Дневник немецкого солдата. Военные будни на Восточном фронте. 1941-1943

Год написания книги
2007
<< 1 2 3 4 5
На страницу:
5 из 5
Настройки чтения
Размер шрифта
Высота строк
Поля

На следующее утро пройти к нашему наблюдательному пункту было почти невозможно. Русские обстреливали нас из занятых ими окопов, так же как и из пункта П. Одна из противотанковых пушек настолько точно пристрелялась к нам, что после разрыва мое лицо всякий раз обдавало душем из снега и земли, когда я всматривался через смотровую щель, чтобы определить направление, на вспыхивающее пламенем дуло. Нам пришлось эвакуировать наблюдательный пункт и отойти назад в окоп. Как только мы забрались в землянку, разворотило наше оконце, и нам пришлось заколачивать дыру.
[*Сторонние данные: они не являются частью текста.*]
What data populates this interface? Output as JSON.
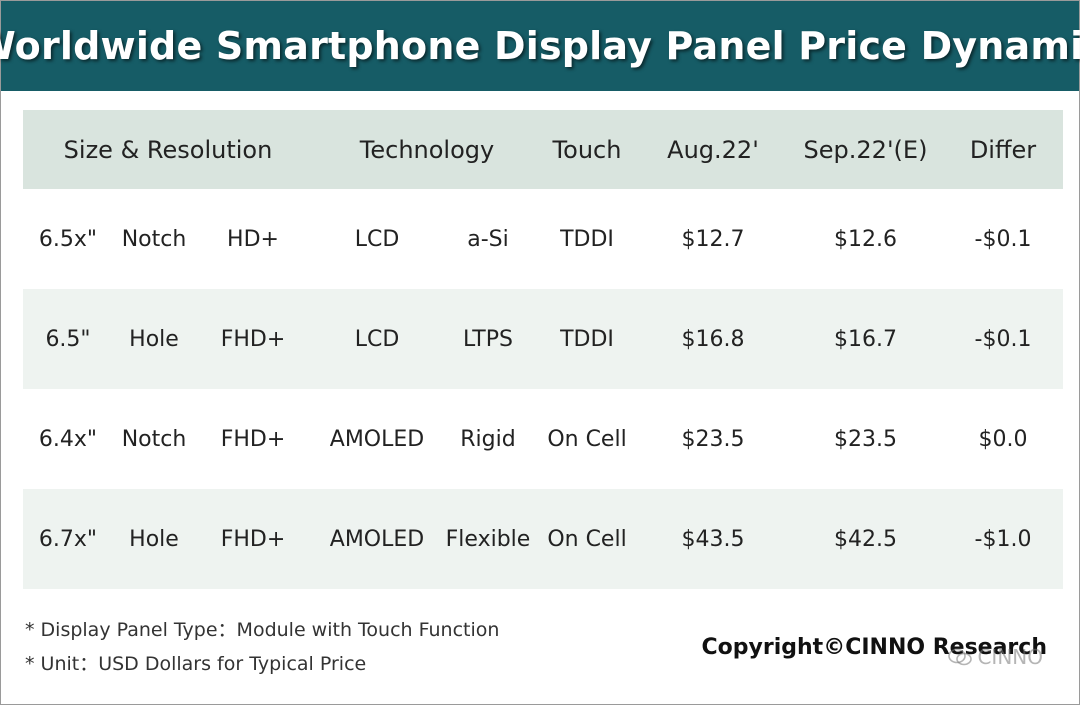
{
  "title": "Worldwide Smartphone Display Panel Price Dynamic",
  "colors": {
    "title_bar": "#165c66",
    "header_row": "#d9e4de",
    "shaded_row": "#eef3f0"
  },
  "chart_data": {
    "type": "table",
    "title": "Worldwide Smartphone Display Panel Price Dynamic",
    "columns": [
      "Size & Resolution",
      "Technology",
      "Touch",
      "Aug.22'",
      "Sep.22'(E)",
      "Differ"
    ],
    "rows": [
      {
        "size": "6.5x\"",
        "form": "Notch",
        "res": "HD+",
        "display": "LCD",
        "backplane": "a-Si",
        "touch": "TDDI",
        "aug": "$12.7",
        "sep": "$12.6",
        "differ": "-$0.1"
      },
      {
        "size": "6.5\"",
        "form": "Hole",
        "res": "FHD+",
        "display": "LCD",
        "backplane": "LTPS",
        "touch": "TDDI",
        "aug": "$16.8",
        "sep": "$16.7",
        "differ": "-$0.1"
      },
      {
        "size": "6.4x\"",
        "form": "Notch",
        "res": "FHD+",
        "display": "AMOLED",
        "backplane": "Rigid",
        "touch": "On Cell",
        "aug": "$23.5",
        "sep": "$23.5",
        "differ": "$0.0"
      },
      {
        "size": "6.7x\"",
        "form": "Hole",
        "res": "FHD+",
        "display": "AMOLED",
        "backplane": "Flexible",
        "touch": "On Cell",
        "aug": "$43.5",
        "sep": "$42.5",
        "differ": "-$1.0"
      }
    ],
    "values_usd": {
      "aug_22": [
        12.7,
        16.8,
        23.5,
        43.5
      ],
      "sep_22_e": [
        12.6,
        16.7,
        23.5,
        42.5
      ],
      "differ": [
        -0.1,
        -0.1,
        0.0,
        -1.0
      ]
    }
  },
  "notes": [
    "* Display Panel Type：Module with Touch Function",
    "* Unit：USD Dollars for Typical Price"
  ],
  "copyright": "Copyright©CINNO Research",
  "watermark": "CINNO"
}
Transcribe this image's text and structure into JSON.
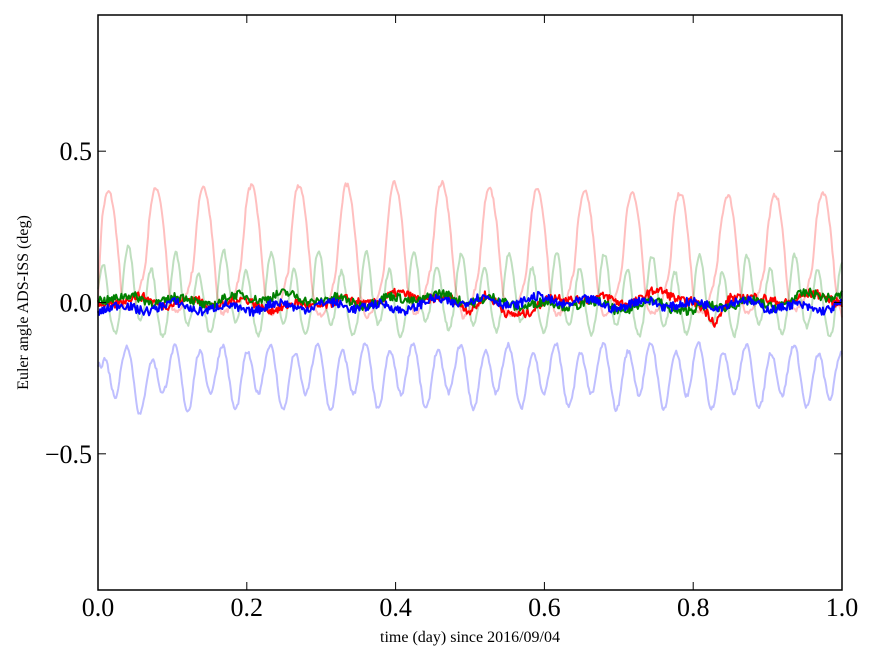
{
  "chart_data": {
    "type": "line",
    "title": "",
    "xlabel": "time (day) since 2016/09/04",
    "ylabel": "Euler angle ADS-ISS (deg)",
    "xlim": [
      0.0,
      1.0
    ],
    "ylim": [
      -0.95,
      0.95
    ],
    "xticks": [
      0.0,
      0.2,
      0.4,
      0.6,
      0.8,
      1.0
    ],
    "xtick_labels": [
      "0.0",
      "0.2",
      "0.4",
      "0.6",
      "0.8",
      "1.0"
    ],
    "yticks": [
      -0.5,
      0.0,
      0.5
    ],
    "ytick_labels": [
      "−0.5",
      "0.0",
      "0.5"
    ],
    "grid": false,
    "legend": "none",
    "series": [
      {
        "color": "#ff0000",
        "opacity": 0.25,
        "kind": "periodic",
        "period_days": 0.064,
        "baseline": 0.0,
        "peak": 0.42,
        "trough": -0.1,
        "x": [
          0.0,
          0.005,
          0.035,
          0.07,
          0.1,
          0.135,
          0.165,
          0.2,
          0.23,
          0.265,
          0.295,
          0.33,
          0.36,
          0.395,
          0.425,
          0.455,
          0.49,
          0.52,
          0.55,
          0.585,
          0.615,
          0.645,
          0.68,
          0.71,
          0.74,
          0.775,
          0.805,
          0.835,
          0.87,
          0.9,
          0.93,
          0.965,
          1.0
        ],
        "y": [
          0.05,
          0.4,
          0.0,
          0.43,
          0.0,
          0.41,
          0.0,
          0.42,
          0.0,
          0.41,
          0.0,
          0.4,
          0.0,
          0.4,
          0.02,
          0.45,
          0.02,
          0.38,
          0.0,
          0.37,
          0.0,
          0.37,
          0.0,
          0.37,
          0.0,
          0.35,
          0.0,
          0.36,
          0.0,
          0.38,
          0.0,
          0.37,
          0.0
        ]
      },
      {
        "color": "#008000",
        "opacity": 0.25,
        "kind": "periodic",
        "period_days": 0.032,
        "baseline": 0.0,
        "peak": 0.2,
        "trough": -0.14,
        "x": [
          0.0,
          0.015,
          0.045,
          0.08,
          0.11,
          0.14,
          0.175,
          0.205,
          0.24,
          0.27,
          0.3,
          0.335,
          0.365,
          0.4,
          0.43,
          0.46,
          0.495,
          0.525,
          0.56,
          0.59,
          0.62,
          0.655,
          0.685,
          0.72,
          0.75,
          0.78,
          0.815,
          0.845,
          0.88,
          0.91,
          0.94,
          0.975,
          1.0
        ],
        "y": [
          0.12,
          -0.12,
          0.2,
          -0.13,
          0.15,
          -0.13,
          0.18,
          -0.13,
          0.16,
          -0.13,
          0.16,
          -0.14,
          0.15,
          -0.13,
          0.15,
          -0.05,
          0.12,
          -0.08,
          0.15,
          -0.1,
          0.13,
          -0.1,
          0.12,
          -0.12,
          0.12,
          -0.12,
          0.12,
          -0.12,
          0.12,
          -0.1,
          0.1,
          -0.1,
          0.0
        ]
      },
      {
        "color": "#0000ff",
        "opacity": 0.25,
        "kind": "periodic",
        "period_days": 0.032,
        "baseline": -0.24,
        "peak": -0.11,
        "trough": -0.38,
        "x": [
          0.0,
          0.005,
          0.03,
          0.055,
          0.07,
          0.09,
          0.125,
          0.155,
          0.19,
          0.22,
          0.255,
          0.285,
          0.315,
          0.35,
          0.38,
          0.415,
          0.445,
          0.475,
          0.51,
          0.54,
          0.575,
          0.605,
          0.64,
          0.67,
          0.7,
          0.735,
          0.765,
          0.8,
          0.83,
          0.86,
          0.895,
          0.925,
          0.96,
          0.99,
          1.0
        ],
        "y": [
          -0.15,
          -0.36,
          -0.12,
          -0.35,
          -0.37,
          -0.12,
          -0.35,
          -0.12,
          -0.34,
          -0.12,
          -0.35,
          -0.12,
          -0.34,
          -0.12,
          -0.33,
          -0.12,
          -0.33,
          -0.12,
          -0.33,
          -0.12,
          -0.33,
          -0.12,
          -0.33,
          -0.12,
          -0.33,
          -0.12,
          -0.33,
          -0.13,
          -0.33,
          -0.13,
          -0.33,
          -0.14,
          -0.32,
          -0.18,
          -0.27
        ]
      },
      {
        "color": "#ff0000",
        "opacity": 1.0,
        "kind": "noise",
        "x": [
          0.0,
          0.05,
          0.1,
          0.15,
          0.2,
          0.25,
          0.3,
          0.35,
          0.4,
          0.45,
          0.5,
          0.52,
          0.55,
          0.6,
          0.65,
          0.7,
          0.75,
          0.8,
          0.83,
          0.85,
          0.9,
          0.95,
          1.0
        ],
        "y": [
          0.0,
          0.01,
          0.0,
          0.0,
          0.0,
          -0.02,
          0.0,
          0.0,
          0.02,
          0.02,
          -0.02,
          0.03,
          -0.05,
          0.0,
          0.02,
          0.0,
          0.03,
          0.01,
          -0.08,
          0.03,
          0.0,
          0.02,
          0.01
        ]
      },
      {
        "color": "#008000",
        "opacity": 1.0,
        "kind": "noise",
        "x": [
          0.0,
          0.05,
          0.1,
          0.15,
          0.2,
          0.25,
          0.3,
          0.35,
          0.4,
          0.45,
          0.5,
          0.55,
          0.6,
          0.65,
          0.7,
          0.75,
          0.8,
          0.85,
          0.9,
          0.95,
          1.0
        ],
        "y": [
          0.02,
          0.01,
          0.01,
          0.0,
          0.02,
          0.02,
          0.01,
          0.0,
          0.01,
          0.02,
          0.01,
          0.0,
          -0.01,
          0.0,
          -0.02,
          0.0,
          -0.03,
          0.0,
          -0.01,
          0.02,
          0.03
        ]
      },
      {
        "color": "#0000ff",
        "opacity": 1.0,
        "kind": "noise",
        "x": [
          0.0,
          0.05,
          0.1,
          0.15,
          0.2,
          0.25,
          0.3,
          0.35,
          0.4,
          0.45,
          0.5,
          0.55,
          0.6,
          0.65,
          0.7,
          0.75,
          0.8,
          0.85,
          0.9,
          0.95,
          1.0
        ],
        "y": [
          -0.02,
          -0.02,
          -0.01,
          -0.02,
          -0.02,
          -0.01,
          -0.01,
          -0.01,
          -0.02,
          0.0,
          0.01,
          0.0,
          0.01,
          0.0,
          -0.01,
          0.0,
          -0.01,
          0.0,
          -0.01,
          -0.02,
          -0.01
        ]
      }
    ]
  }
}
Случилось неизбежное. Наши позиции были обстреляны из леса, в семидесяти метрах с тыла от нашей землянки. Русские дозоры зашли нам в тыл и оборвали провод связи. Наши их видели. Позднее наши собственные дозорные обнаружили, что русские протоптали в лесу широкую тропу за главной линией передовых позиций, от которых связь с тылом осуществлялась по четырем телефонным линиям.

31-го в полдень в землянку прибыл командир батареи. Он вместе с лейтенантом Маком предпринял еще одну попытку занять наблюдательный пункт. Это не удалось сделать. Сразу же открывало огонь противотанковое орудие. Они были на волосок от смерти и потом пять минут не могли прийти в себя. То была тяжелая ночь. Говорили, что в пункте П. триста человек готовы атаковать наши позиции.

Если бы это удалось, они бы нас накрыли. Но мы сосредоточили огонь всего полка на этом участке, и обстрел был мощным. После этого послышались крики раненых…

Сегодня нас выручали. На подходе отряды подкрепления обстреляли, и они вынуждены были отступить. Сани с аппаратурой и другим имуществом попали в руки врага. Сделали еще одну попытку и на этот раз прорвались. В 12.30 мы отбыли, десять человек с двумя санями и несколькими ранеными. Впереди нас ехал русский дезертир (один из тех, кто последние два дня голодный блуждал по лесу).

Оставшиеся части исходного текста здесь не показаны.